I am doing image classification where I have two input networks, of which the output nodes are concatenated in a fully connected layer. This is my code:
class resnet18_meteo(nn.Module):
def __init__(self, resnet18, meteo_NN, num_classes):
super(resnet18_meteo, self).__init__()
# Respectively a torchvision resnet-18 and a 1-hidden layer NN
self.resnet_CNN = resnet18
self.meteo_net = meteo_NN
# Sizes of the FC layers of both NN's
self.len_fc_resnet = self.resnet_CNN.fc.in_features
self.len_fc_meteo = self.meteo_net.fc_last.out_features
print(self.len_fc_meteo)
# Remove FC layer from the resnet
self.modules=list(self.resnet_CNN.children())[:-1]
self.resnet18_convblocks= nn.Sequential(*self.modules)
# Fully connected layer is now size resnet FC + meteo FC
self.fc = nn.Linear(self.len_fc_resnet + self.len_fc_meteo, num_classes)
def forward(self, img_x, meteo_x):
# Both should be flattened layers at end of networks
img_x = self.resnet18_convblocks(img_x)
meteo_x = self.meteo_net(meteo_x)
# Flatten convolutional features
img_x_flattened = img_x.view(img_x.size(0), -1)

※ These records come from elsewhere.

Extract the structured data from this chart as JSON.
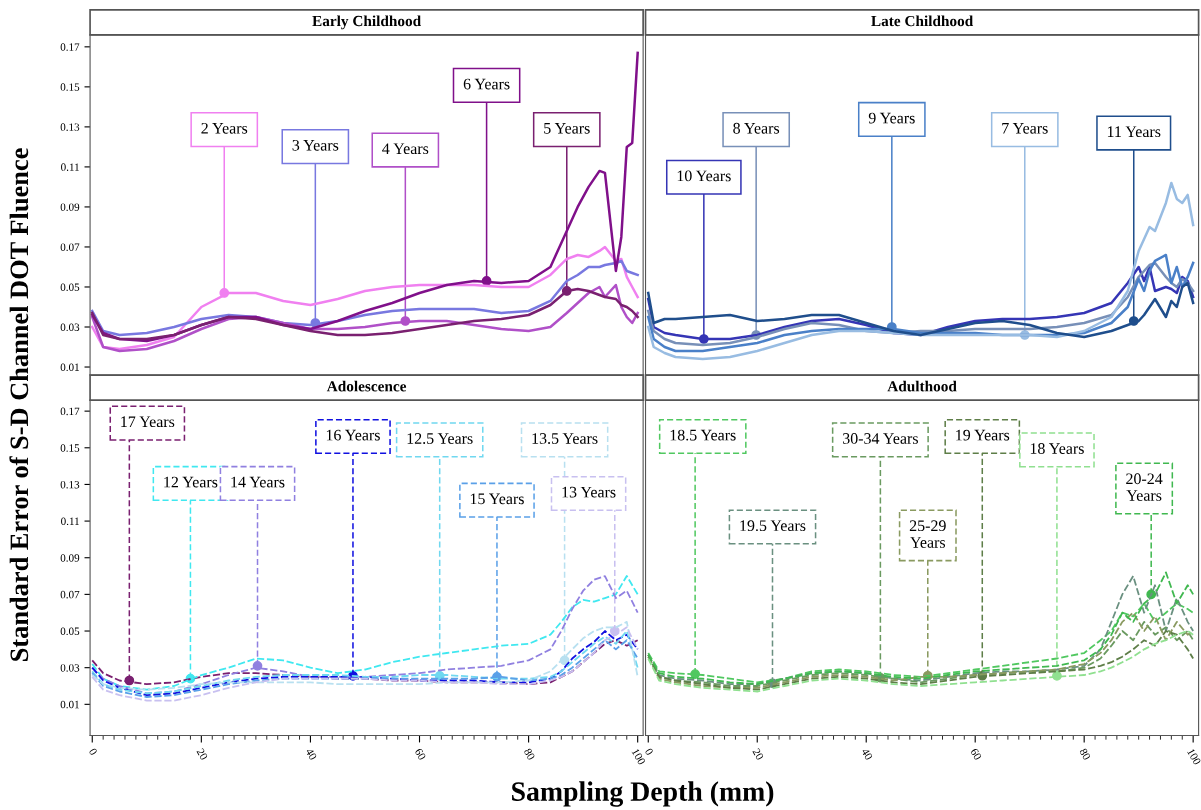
{
  "chart_data": [
    {
      "type": "line",
      "title": "Early Childhood",
      "ylabel": "Standard Error of S-D Channel DOT Fluence",
      "line_style": "solid",
      "tick_labels": "y",
      "xlim": [
        -0.4,
        101
      ],
      "ylim": [
        0.006,
        0.176
      ],
      "yticks": [
        0.01,
        0.03,
        0.05,
        0.07,
        0.09,
        0.11,
        0.13,
        0.15,
        0.17
      ],
      "x": [
        0,
        2,
        5,
        10,
        15,
        20,
        25,
        30,
        35,
        40,
        45,
        50,
        55,
        60,
        65,
        70,
        75,
        80,
        84,
        87,
        89,
        91,
        93,
        94,
        96,
        97,
        98,
        99,
        100
      ],
      "series": [
        {
          "color": "#f080f0",
          "values": [
            0.03,
            0.02,
            0.019,
            0.021,
            0.025,
            0.04,
            0.047,
            0.047,
            0.043,
            0.041,
            0.044,
            0.048,
            0.05,
            0.051,
            0.051,
            0.051,
            0.05,
            0.05,
            0.056,
            0.064,
            0.066,
            0.065,
            0.068,
            0.07,
            0.063,
            0.064,
            0.055,
            0.05,
            0.045
          ]
        },
        {
          "color": "#7878e0",
          "values": [
            0.038,
            0.028,
            0.026,
            0.027,
            0.03,
            0.034,
            0.036,
            0.035,
            0.032,
            0.031,
            0.033,
            0.036,
            0.038,
            0.039,
            0.039,
            0.039,
            0.037,
            0.038,
            0.043,
            0.053,
            0.056,
            0.06,
            0.06,
            0.061,
            0.062,
            0.063,
            0.058,
            0.057,
            0.056
          ]
        },
        {
          "color": "#b050c8",
          "values": [
            0.035,
            0.02,
            0.018,
            0.019,
            0.023,
            0.029,
            0.034,
            0.035,
            0.032,
            0.029,
            0.029,
            0.03,
            0.032,
            0.033,
            0.033,
            0.031,
            0.029,
            0.028,
            0.03,
            0.037,
            0.042,
            0.047,
            0.05,
            0.045,
            0.051,
            0.04,
            0.035,
            0.032,
            0.037
          ]
        },
        {
          "color": "#80108a",
          "values": [
            0.036,
            0.027,
            0.024,
            0.023,
            0.026,
            0.031,
            0.035,
            0.035,
            0.031,
            0.029,
            0.033,
            0.038,
            0.042,
            0.047,
            0.051,
            0.053,
            0.052,
            0.053,
            0.06,
            0.078,
            0.09,
            0.1,
            0.108,
            0.107,
            0.058,
            0.075,
            0.12,
            0.122,
            0.167
          ]
        },
        {
          "color": "#7a2070",
          "values": [
            0.037,
            0.026,
            0.024,
            0.024,
            0.026,
            0.031,
            0.035,
            0.034,
            0.031,
            0.028,
            0.026,
            0.026,
            0.027,
            0.029,
            0.031,
            0.033,
            0.034,
            0.036,
            0.041,
            0.048,
            0.049,
            0.048,
            0.046,
            0.045,
            0.044,
            0.041,
            0.04,
            0.038,
            0.035
          ]
        }
      ],
      "annotations": [
        {
          "text": "2 Years",
          "x": 24.2,
          "y": 0.047
        },
        {
          "text": "3 Years",
          "x": 40.9,
          "y": 0.032
        },
        {
          "text": "4 Years",
          "x": 57.4,
          "y": 0.033
        },
        {
          "text": "6 Years",
          "x": 72.3,
          "y": 0.053
        },
        {
          "text": "5 Years",
          "x": 87,
          "y": 0.048
        }
      ]
    },
    {
      "type": "line",
      "title": "Late Childhood",
      "line_style": "solid",
      "tick_labels": false,
      "xlim": [
        -0.5,
        101
      ],
      "ylim": [
        0.006,
        0.176
      ],
      "x": [
        0,
        1,
        3,
        5,
        10,
        15,
        20,
        25,
        30,
        35,
        40,
        45,
        50,
        55,
        60,
        65,
        70,
        75,
        80,
        85,
        88,
        90,
        91,
        92,
        93,
        95,
        96,
        97,
        98,
        99,
        100
      ],
      "series": [
        {
          "color": "#3535b5",
          "values": [
            0.044,
            0.03,
            0.027,
            0.026,
            0.024,
            0.024,
            0.026,
            0.03,
            0.033,
            0.034,
            0.031,
            0.027,
            0.026,
            0.03,
            0.033,
            0.034,
            0.034,
            0.035,
            0.037,
            0.042,
            0.052,
            0.06,
            0.053,
            0.06,
            0.048,
            0.05,
            0.049,
            0.047,
            0.055,
            0.053,
            0.045
          ]
        },
        {
          "color": "#7890b8",
          "values": [
            0.038,
            0.028,
            0.024,
            0.022,
            0.021,
            0.022,
            0.025,
            0.029,
            0.032,
            0.031,
            0.028,
            0.027,
            0.028,
            0.028,
            0.029,
            0.029,
            0.029,
            0.03,
            0.032,
            0.036,
            0.045,
            0.055,
            0.058,
            0.061,
            0.062,
            0.055,
            0.052,
            0.05,
            0.054,
            0.052,
            0.048
          ]
        },
        {
          "color": "#4a80c8",
          "values": [
            0.035,
            0.024,
            0.02,
            0.018,
            0.018,
            0.02,
            0.022,
            0.026,
            0.028,
            0.029,
            0.029,
            0.029,
            0.027,
            0.027,
            0.027,
            0.026,
            0.026,
            0.026,
            0.027,
            0.032,
            0.04,
            0.054,
            0.048,
            0.058,
            0.063,
            0.066,
            0.052,
            0.06,
            0.05,
            0.055,
            0.062
          ]
        },
        {
          "color": "#98bce2",
          "values": [
            0.03,
            0.02,
            0.017,
            0.015,
            0.014,
            0.015,
            0.018,
            0.022,
            0.026,
            0.028,
            0.028,
            0.027,
            0.026,
            0.026,
            0.026,
            0.026,
            0.026,
            0.025,
            0.028,
            0.035,
            0.048,
            0.068,
            0.074,
            0.08,
            0.078,
            0.092,
            0.102,
            0.094,
            0.092,
            0.096,
            0.081
          ]
        },
        {
          "color": "#1f4e8c",
          "values": [
            0.047,
            0.032,
            0.034,
            0.034,
            0.035,
            0.036,
            0.033,
            0.034,
            0.036,
            0.036,
            0.032,
            0.028,
            0.026,
            0.029,
            0.032,
            0.033,
            0.031,
            0.027,
            0.025,
            0.028,
            0.031,
            0.033,
            0.036,
            0.04,
            0.044,
            0.035,
            0.043,
            0.04,
            0.05,
            0.052,
            0.042
          ]
        }
      ],
      "annotations": [
        {
          "text": "10 Years",
          "x": 10.2,
          "y": 0.024
        },
        {
          "text": "8 Years",
          "x": 19.8,
          "y": 0.026
        },
        {
          "text": "9 Years",
          "x": 44.7,
          "y": 0.03
        },
        {
          "text": "7 Years",
          "x": 69.1,
          "y": 0.026
        },
        {
          "text": "11 Years",
          "x": 89.1,
          "y": 0.033
        }
      ]
    },
    {
      "type": "line",
      "title": "Adolescence",
      "xlabel": "Sampling Depth (mm)",
      "line_style": "dashed",
      "xlim": [
        -0.4,
        101
      ],
      "ylim": [
        -0.007,
        0.176
      ],
      "xticks": [
        0,
        20,
        40,
        60,
        80,
        100
      ],
      "yticks": [
        0.01,
        0.03,
        0.05,
        0.07,
        0.09,
        0.11,
        0.13,
        0.15,
        0.17
      ],
      "x": [
        0,
        2,
        5,
        10,
        15,
        20,
        25,
        30,
        35,
        40,
        45,
        50,
        55,
        60,
        65,
        70,
        75,
        80,
        84,
        86,
        88,
        90,
        92,
        94,
        96,
        98,
        100
      ],
      "series": [
        {
          "color": "#7a2070",
          "values": [
            0.034,
            0.027,
            0.023,
            0.021,
            0.022,
            0.025,
            0.027,
            0.027,
            0.026,
            0.025,
            0.024,
            0.024,
            0.023,
            0.023,
            0.022,
            0.022,
            0.022,
            0.021,
            0.022,
            0.025,
            0.028,
            0.033,
            0.038,
            0.043,
            0.045,
            0.042,
            0.045
          ]
        },
        {
          "color": "#40e8f0",
          "values": [
            0.032,
            0.024,
            0.02,
            0.018,
            0.02,
            0.026,
            0.03,
            0.035,
            0.034,
            0.03,
            0.027,
            0.029,
            0.033,
            0.036,
            0.038,
            0.04,
            0.042,
            0.043,
            0.048,
            0.055,
            0.063,
            0.067,
            0.066,
            0.068,
            0.07,
            0.08,
            0.07
          ]
        },
        {
          "color": "#9080e0",
          "values": [
            0.03,
            0.024,
            0.02,
            0.016,
            0.017,
            0.021,
            0.026,
            0.03,
            0.028,
            0.025,
            0.025,
            0.025,
            0.026,
            0.027,
            0.029,
            0.03,
            0.031,
            0.034,
            0.04,
            0.05,
            0.062,
            0.072,
            0.078,
            0.08,
            0.068,
            0.072,
            0.06
          ]
        },
        {
          "color": "#1010e0",
          "values": [
            0.03,
            0.023,
            0.019,
            0.015,
            0.016,
            0.019,
            0.022,
            0.024,
            0.025,
            0.025,
            0.025,
            0.025,
            0.024,
            0.023,
            0.023,
            0.023,
            0.022,
            0.022,
            0.024,
            0.028,
            0.035,
            0.04,
            0.044,
            0.05,
            0.045,
            0.048,
            0.04
          ]
        },
        {
          "color": "#70d8f0",
          "values": [
            0.028,
            0.021,
            0.018,
            0.016,
            0.017,
            0.02,
            0.023,
            0.025,
            0.026,
            0.026,
            0.026,
            0.025,
            0.025,
            0.026,
            0.026,
            0.025,
            0.024,
            0.024,
            0.025,
            0.028,
            0.033,
            0.038,
            0.043,
            0.047,
            0.043,
            0.05,
            0.03
          ]
        },
        {
          "color": "#5aa0e8",
          "values": [
            0.027,
            0.02,
            0.017,
            0.014,
            0.015,
            0.018,
            0.021,
            0.023,
            0.024,
            0.024,
            0.024,
            0.024,
            0.024,
            0.024,
            0.024,
            0.024,
            0.025,
            0.023,
            0.024,
            0.026,
            0.03,
            0.035,
            0.04,
            0.045,
            0.04,
            0.045,
            0.035
          ]
        },
        {
          "color": "#b8e0f0",
          "values": [
            0.026,
            0.021,
            0.019,
            0.018,
            0.019,
            0.021,
            0.022,
            0.022,
            0.022,
            0.022,
            0.021,
            0.021,
            0.021,
            0.021,
            0.022,
            0.022,
            0.022,
            0.023,
            0.028,
            0.034,
            0.04,
            0.046,
            0.05,
            0.052,
            0.052,
            0.055,
            0.025
          ]
        },
        {
          "color": "#c8c0f0",
          "values": [
            0.025,
            0.018,
            0.015,
            0.012,
            0.012,
            0.015,
            0.019,
            0.022,
            0.024,
            0.024,
            0.024,
            0.024,
            0.023,
            0.023,
            0.022,
            0.022,
            0.021,
            0.021,
            0.023,
            0.025,
            0.028,
            0.033,
            0.038,
            0.045,
            0.048,
            0.052,
            0.04
          ]
        }
      ],
      "annotations": [
        {
          "text": "17 Years",
          "x": 6.8,
          "y": 0.023
        },
        {
          "text": "12 Years",
          "x": 18,
          "y": 0.024
        },
        {
          "text": "14 Years",
          "x": 30.3,
          "y": 0.031
        },
        {
          "text": "16 Years",
          "x": 47.8,
          "y": 0.0255
        },
        {
          "text": "12.5 Years",
          "x": 63.7,
          "y": 0.0255
        },
        {
          "text": "15 Years",
          "x": 74.2,
          "y": 0.025
        },
        {
          "text": "13.5 Years",
          "x": 86.6,
          "y": 0.034
        },
        {
          "text": "13 Years",
          "x": 95.8,
          "y": 0.05
        }
      ]
    },
    {
      "type": "line",
      "title": "Adulthood",
      "line_style": "dashed",
      "tick_labels": "x",
      "xlim": [
        -0.5,
        101
      ],
      "ylim": [
        -0.007,
        0.176
      ],
      "xticks": [
        0,
        20,
        40,
        60,
        80,
        100
      ],
      "yticks": [
        0.01,
        0.03,
        0.05,
        0.07,
        0.09,
        0.11,
        0.13,
        0.15,
        0.17
      ],
      "x": [
        0,
        2,
        5,
        10,
        15,
        20,
        25,
        30,
        35,
        40,
        45,
        50,
        55,
        60,
        65,
        70,
        75,
        80,
        83,
        85,
        87,
        89,
        91,
        93,
        95,
        97,
        99,
        100
      ],
      "series": [
        {
          "color": "#50c860",
          "values": [
            0.038,
            0.028,
            0.027,
            0.026,
            0.024,
            0.022,
            0.024,
            0.028,
            0.029,
            0.028,
            0.026,
            0.025,
            0.027,
            0.029,
            0.031,
            0.033,
            0.035,
            0.038,
            0.045,
            0.05,
            0.06,
            0.058,
            0.065,
            0.055,
            0.06,
            0.065,
            0.062,
            0.06
          ]
        },
        {
          "color": "#6a9080",
          "values": [
            0.036,
            0.026,
            0.024,
            0.023,
            0.021,
            0.021,
            0.024,
            0.027,
            0.028,
            0.027,
            0.024,
            0.023,
            0.025,
            0.027,
            0.028,
            0.028,
            0.029,
            0.031,
            0.04,
            0.055,
            0.07,
            0.08,
            0.06,
            0.075,
            0.05,
            0.068,
            0.055,
            0.05
          ]
        },
        {
          "color": "#6a9a60",
          "values": [
            0.037,
            0.025,
            0.023,
            0.022,
            0.02,
            0.02,
            0.023,
            0.026,
            0.027,
            0.026,
            0.024,
            0.022,
            0.024,
            0.026,
            0.027,
            0.028,
            0.028,
            0.03,
            0.035,
            0.042,
            0.05,
            0.045,
            0.055,
            0.048,
            0.052,
            0.045,
            0.05,
            0.045
          ]
        },
        {
          "color": "#8a9a60",
          "values": [
            0.036,
            0.024,
            0.022,
            0.02,
            0.019,
            0.019,
            0.022,
            0.025,
            0.026,
            0.025,
            0.023,
            0.025,
            0.025,
            0.026,
            0.027,
            0.028,
            0.029,
            0.032,
            0.038,
            0.045,
            0.055,
            0.06,
            0.05,
            0.058,
            0.045,
            0.055,
            0.048,
            0.05
          ]
        },
        {
          "color": "#5e7e48",
          "values": [
            0.037,
            0.025,
            0.023,
            0.021,
            0.019,
            0.018,
            0.021,
            0.024,
            0.025,
            0.024,
            0.022,
            0.021,
            0.023,
            0.025,
            0.026,
            0.027,
            0.028,
            0.029,
            0.031,
            0.033,
            0.036,
            0.04,
            0.045,
            0.042,
            0.05,
            0.048,
            0.04,
            0.035
          ]
        },
        {
          "color": "#90e090",
          "values": [
            0.035,
            0.023,
            0.021,
            0.019,
            0.018,
            0.017,
            0.02,
            0.023,
            0.024,
            0.023,
            0.021,
            0.02,
            0.021,
            0.022,
            0.023,
            0.024,
            0.025,
            0.026,
            0.028,
            0.03,
            0.033,
            0.036,
            0.04,
            0.043,
            0.045,
            0.048,
            0.05,
            0.048
          ]
        },
        {
          "color": "#40b850",
          "values": [
            0.037,
            0.027,
            0.025,
            0.024,
            0.022,
            0.021,
            0.024,
            0.027,
            0.028,
            0.027,
            0.025,
            0.024,
            0.026,
            0.028,
            0.029,
            0.03,
            0.031,
            0.034,
            0.04,
            0.048,
            0.06,
            0.055,
            0.065,
            0.07,
            0.082,
            0.065,
            0.075,
            0.07
          ]
        }
      ],
      "annotations": [
        {
          "text": "18.5 Years",
          "x": 8.6,
          "y": 0.0265
        },
        {
          "text": "19.5 Years",
          "x": 22.8,
          "y": 0.0215
        },
        {
          "text": "30-34 Years",
          "x": 42.6,
          "y": 0.0245
        },
        {
          "text": "25-29 Years",
          "x": 51.3,
          "y": 0.0256
        },
        {
          "text": "19 Years",
          "x": 61.3,
          "y": 0.0256
        },
        {
          "text": "18 Years",
          "x": 75,
          "y": 0.0255
        },
        {
          "text": "20-24 Years",
          "x": 92.3,
          "y": 0.07
        }
      ]
    }
  ]
}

# Concat the outputs of CNN and meteo-NN in fully connected layer
out = torch.cat([img_x_flattened, meteo_x], dim=1)
out = self.fc(out)
return out
I use a resnet 18 structure to input the images. Besides, I have four additional non-image features that I input to a small feedforward network. As can be seen, the outputs of these networks (size 512 + 32) are thus concatenated in the FC layer.
Now I was wondering if I can give some kind of ‘judgement weights’ to these networks. For instance, I’d like to have the resnet have 70% of the influence on the decision/loss, and the non-image net have 30% of the influence.
The only way I can think of doing this is by totally disconnecting these networks from each other, calculate the losses for each data-point (for each network), and then weighting these losses. However, I would like to know if this type of thing could be incorporated into my current network structure.